On 2/9/22 09:56, Gabriel Ivăncescu wrote:
On 09/02/2022 17:26, Huw Davies wrote:
On Wed, Feb 09, 2022 at 04:10:54PM +0200, Gabriel Ivăncescu wrote:
This exposes the actual devices (and virtual sinks/sources) as reported by PulseAudio to an application, allowing it to select the devices itself and, for example, record from (or render to) two devices at the same time. The "PulseAudio" device (which is movable) is still the default, as before.
It keeps a list of the devices on the unixlib side, which then stores the device type, pulse name and display (friendly) name into the registry, for persistent settings of an app to identify the device by guid. The keys are stored under HKLM\Software\Wine\Drivers\winepulse.drv\devices, with the following format:
<type>,<pulse device name>
Where <type> is a single character, which is either 0 (for output/sinks) or 1 (for input/sources), and <pulse device name> is the device name that PulseAudio uses to identify the device. The "name" value is stored under this key which is the display name of the device. When enumerating the devices, the "name" is taken and a GUID is generated if it's missing or invalid under the "guid" value of the same key; this preserves the GUID for the same device unless the registry key is cleaned.
Based on a patch by Mark Harmstone mark@harmstone.com, with changes by Sebastian Lackner sebastian@fds-team.de.
Why are you storing this in the registry? It would likely be simpler to add a get_endpoint_ids() syscall. See the core audio driver for an example.
Huw.
I've been rebasing it for wine-staging, and I add the name to the registry because AFAIK Zeb didn't want to add another syscall if it could be avoided. Note that we'll still have to store the "guid" since it has to be persistent, so it would only avoid the "name" value.

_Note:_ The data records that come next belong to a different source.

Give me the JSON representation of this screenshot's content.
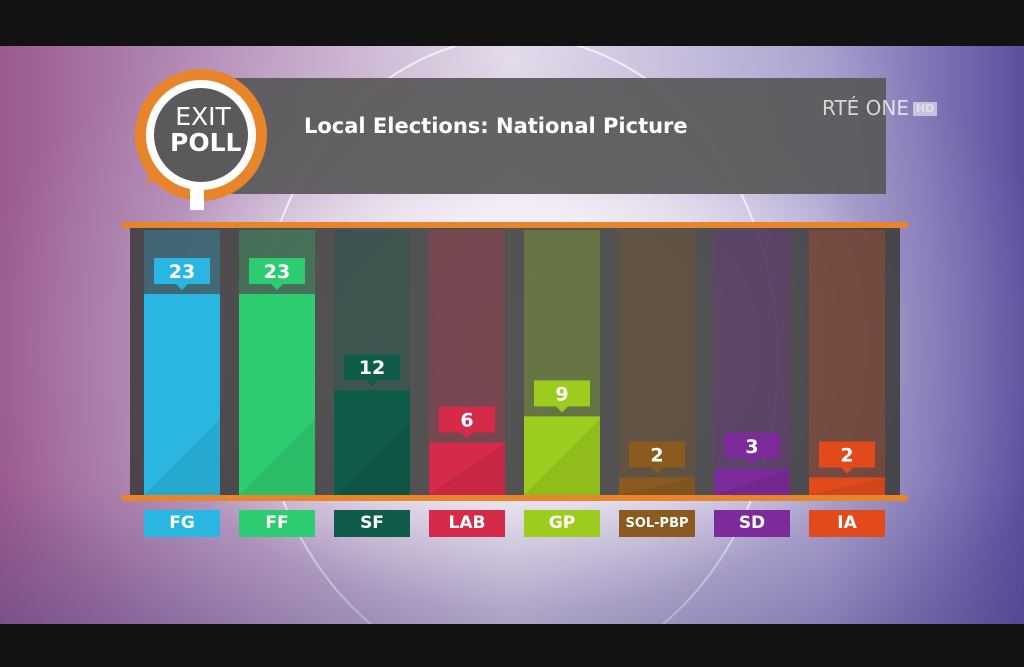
{
  "header": {
    "logo_line1": "EXIT",
    "logo_line2": "POLL",
    "title": "Local Elections: National Picture",
    "channel": "RTÉ ONE",
    "channel_badge": "HD"
  },
  "colors": {
    "accent": "#e8842a",
    "panel": "#3c3c3c"
  },
  "chart_data": {
    "type": "bar",
    "title": "Local Elections: National Picture",
    "categories": [
      "FG",
      "FF",
      "SF",
      "LAB",
      "GP",
      "SOL-PBP",
      "SD",
      "IA"
    ],
    "values": [
      23,
      23,
      12,
      6,
      9,
      2,
      3,
      2
    ],
    "colors": [
      "#29b6e0",
      "#2ecc71",
      "#0f5c4a",
      "#d62a4a",
      "#9ccc1e",
      "#8a5a20",
      "#7b2b9a",
      "#e24a1c"
    ],
    "ylim": [
      0,
      23
    ],
    "data_labels": true,
    "grid": false,
    "legend": "none",
    "xlabel": "",
    "ylabel": ""
  }
}
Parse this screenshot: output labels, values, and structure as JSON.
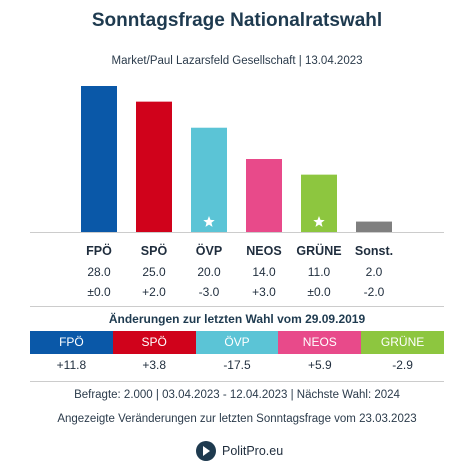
{
  "title": "Sonntagsfrage Nationalratswahl",
  "subtitle": "Market/Paul Lazarsfeld Gesellschaft | 13.04.2023",
  "chart_data": {
    "type": "bar",
    "categories": [
      "FPÖ",
      "SPÖ",
      "ÖVP",
      "NEOS",
      "GRÜNE",
      "Sonst."
    ],
    "values": [
      28.0,
      25.0,
      20.0,
      14.0,
      11.0,
      2.0
    ],
    "value_labels": [
      "28.0",
      "25.0",
      "20.0",
      "14.0",
      "11.0",
      "2.0"
    ],
    "change_labels": [
      "±0.0",
      "+2.0",
      "-3.0",
      "+3.0",
      "±0.0",
      "-2.0"
    ],
    "colors": [
      "#0a58a8",
      "#d0021b",
      "#5bc4d6",
      "#e84a8a",
      "#8dc63f",
      "#7f7f7f"
    ],
    "star_markers": [
      false,
      false,
      true,
      false,
      true,
      false
    ],
    "ylim": [
      0,
      28
    ]
  },
  "changes": {
    "title": "Änderungen zur letzten Wahl vom 29.09.2019",
    "parties": [
      {
        "name": "FPÖ",
        "value": "+11.8",
        "color": "#0a58a8"
      },
      {
        "name": "SPÖ",
        "value": "+3.8",
        "color": "#d0021b"
      },
      {
        "name": "ÖVP",
        "value": "-17.5",
        "color": "#5bc4d6"
      },
      {
        "name": "NEOS",
        "value": "+5.9",
        "color": "#e84a8a"
      },
      {
        "name": "GRÜNE",
        "value": "-2.9",
        "color": "#8dc63f"
      }
    ]
  },
  "footer": {
    "line1": "Befragte: 2.000 | 03.04.2023 - 12.04.2023 | Nächste Wahl: 2024",
    "line2": "Angezeigte Veränderungen zur letzten Sonntagsfrage vom 23.03.2023",
    "brand": "PolitPro.eu"
  }
}
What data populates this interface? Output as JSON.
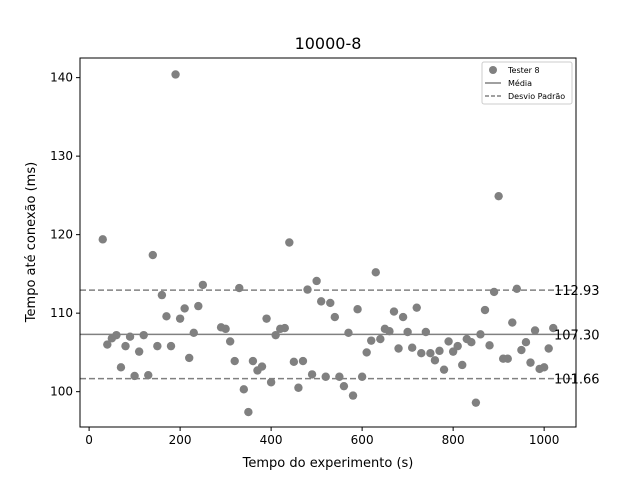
{
  "chart_data": {
    "type": "scatter",
    "title": "10000-8",
    "xlabel": "Tempo do experimento (s)",
    "ylabel": "Tempo até conexão (ms)",
    "xlim": [
      -20,
      1070
    ],
    "ylim": [
      95.5,
      142.5
    ],
    "xticks": [
      0,
      200,
      400,
      600,
      800,
      1000
    ],
    "yticks": [
      100,
      110,
      120,
      130,
      140
    ],
    "grid": false,
    "legend_position": "top-right",
    "colors": {
      "points": "#808080",
      "lines": "#808080"
    },
    "series": [
      {
        "name": "Tester 8",
        "x": [
          30,
          40,
          50,
          60,
          70,
          80,
          90,
          100,
          110,
          120,
          130,
          140,
          150,
          160,
          170,
          180,
          190,
          200,
          210,
          220,
          230,
          240,
          250,
          290,
          300,
          310,
          320,
          330,
          340,
          350,
          360,
          370,
          380,
          390,
          400,
          410,
          420,
          430,
          440,
          450,
          460,
          470,
          480,
          490,
          500,
          510,
          520,
          530,
          540,
          550,
          560,
          570,
          580,
          590,
          600,
          610,
          620,
          630,
          640,
          650,
          660,
          670,
          680,
          690,
          700,
          710,
          720,
          730,
          740,
          750,
          760,
          770,
          780,
          790,
          800,
          810,
          820,
          830,
          840,
          850,
          860,
          870,
          880,
          890,
          900,
          910,
          920,
          930,
          940,
          950,
          960,
          970,
          980,
          990,
          1000,
          1010,
          1020
        ],
        "y": [
          119.4,
          106.0,
          106.8,
          107.2,
          103.1,
          105.8,
          107.0,
          102.0,
          105.1,
          107.2,
          102.1,
          117.4,
          105.8,
          112.3,
          109.6,
          105.8,
          140.4,
          109.3,
          110.6,
          104.3,
          107.5,
          110.9,
          113.6,
          108.2,
          108.0,
          106.4,
          103.9,
          113.2,
          100.3,
          97.4,
          103.9,
          102.7,
          103.2,
          109.3,
          101.2,
          107.2,
          108.0,
          108.1,
          119.0,
          103.8,
          100.5,
          103.9,
          113.0,
          102.2,
          114.1,
          111.5,
          101.9,
          111.3,
          109.5,
          101.9,
          100.7,
          107.5,
          99.5,
          110.5,
          101.9,
          105.0,
          106.5,
          115.2,
          106.7,
          108.0,
          107.7,
          110.2,
          105.5,
          109.5,
          107.6,
          105.6,
          110.7,
          104.9,
          107.6,
          104.9,
          104.0,
          105.2,
          102.8,
          106.4,
          105.1,
          105.8,
          103.4,
          106.7,
          106.3,
          98.6,
          107.3,
          110.4,
          105.9,
          112.7,
          124.9,
          104.2,
          104.2,
          108.8,
          113.1,
          105.3,
          106.3,
          103.7,
          107.8,
          102.9,
          103.1,
          105.5,
          108.1
        ]
      }
    ],
    "reference_lines": [
      {
        "name": "Média",
        "value": 107.3,
        "label": "107.30",
        "style": "solid"
      },
      {
        "name": "Desvio Padrão",
        "value": 112.93,
        "label": "112.93",
        "style": "dashed"
      },
      {
        "name": "Desvio Padrão",
        "value": 101.66,
        "label": "101.66",
        "style": "dashed"
      }
    ],
    "legend": {
      "entries": [
        {
          "label": "Tester 8",
          "kind": "marker"
        },
        {
          "label": "Média",
          "kind": "solid-line"
        },
        {
          "label": "Desvio Padrão",
          "kind": "dashed-line"
        }
      ]
    }
  }
}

I see coreaudio does it similar to how I had it originally with a unix syscall, so probably I should go with that.
Well, not exactly. I mentioned that because the patches were using the registry anyway, and I figured it made more sense not to do the same thing in two different ways.
My assumption is that the point of storing it in the registry is so that it would persist across reboots. E.g. if a Windows program has been configured to use a specific audio endpoint GUID, and stores that information in its configuration file somewhere, that it would continue to do so after being restarted.
I didn't actually verify that these GUIDs are persistent on Windows, though, and I don't know that we have any programs that do this. It was definitely just a guess on my part.